As they passed on she spoke to him with an increasing, almost unnatural gayety. He had a new appreciation of what her charm must have been when she was a girl. The rooms were full of memories to her; many of the articles that she caressed with her fingers, and lingered over with reluctant eyes, connected themselves with days and nights of revelry and the joy of living; also with prides and deeds which ennobled her recollection.

"You and Dent know that your father divided equally all that he had. But everything in the house is mine, and I have made no will and shall not make any. What is mine belongs to you two alike. Still, I have made a list of things that I think he would rather have, and a list of things for you—merely because I wish to give something to each of you directly."

In a room on a lower floor she unlocked a closet, the walls of which were lined with shelves. She peeped in; then she withdrew her head and started to lock the door again; but she changed her mind and laughed.

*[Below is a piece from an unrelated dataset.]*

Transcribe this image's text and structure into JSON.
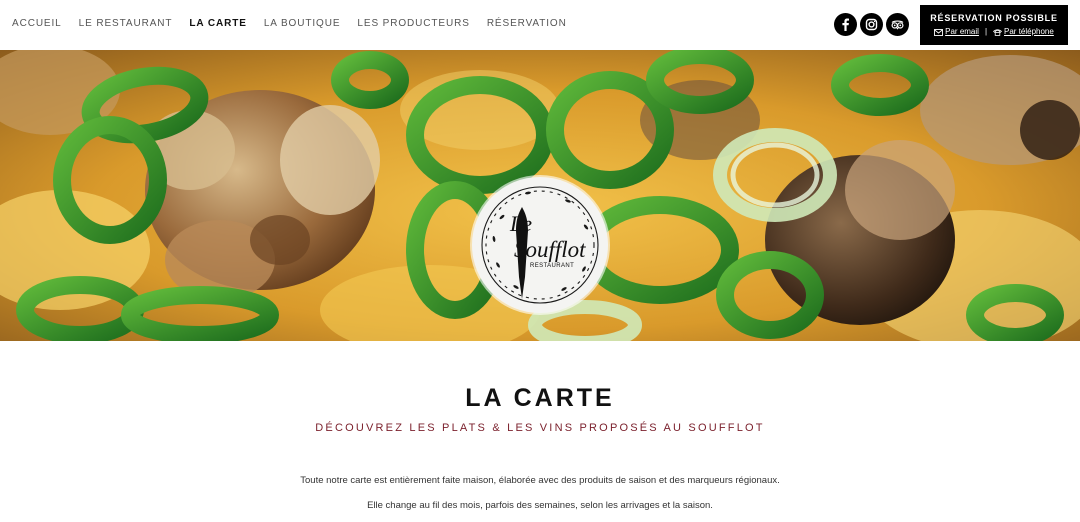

"Do you know what these things are?" She touched a large box, and he carried it over to the bed and she lifted the top off, exposing the contents. "Did you ever see anything so black? This was the clerical robe in which one of your ancestors used to read his sermons. He is the one who wrote the treatise on 'God Properly and Unproperly Understood.' He was the great seminarian in your father's family—the portrait in the hall, you know. I shall not decide whether you or Dent must inherit this; decide for yourselves; I imagine you will end it in the quarrel. How black it is, and what black sermons flew out of it—ravens, instead of white doves, of the Holy Spirit. He was the friend of Jonathan Edwards." She made a wry face as he put the box back into the closet; and she laughed again as she locked it in.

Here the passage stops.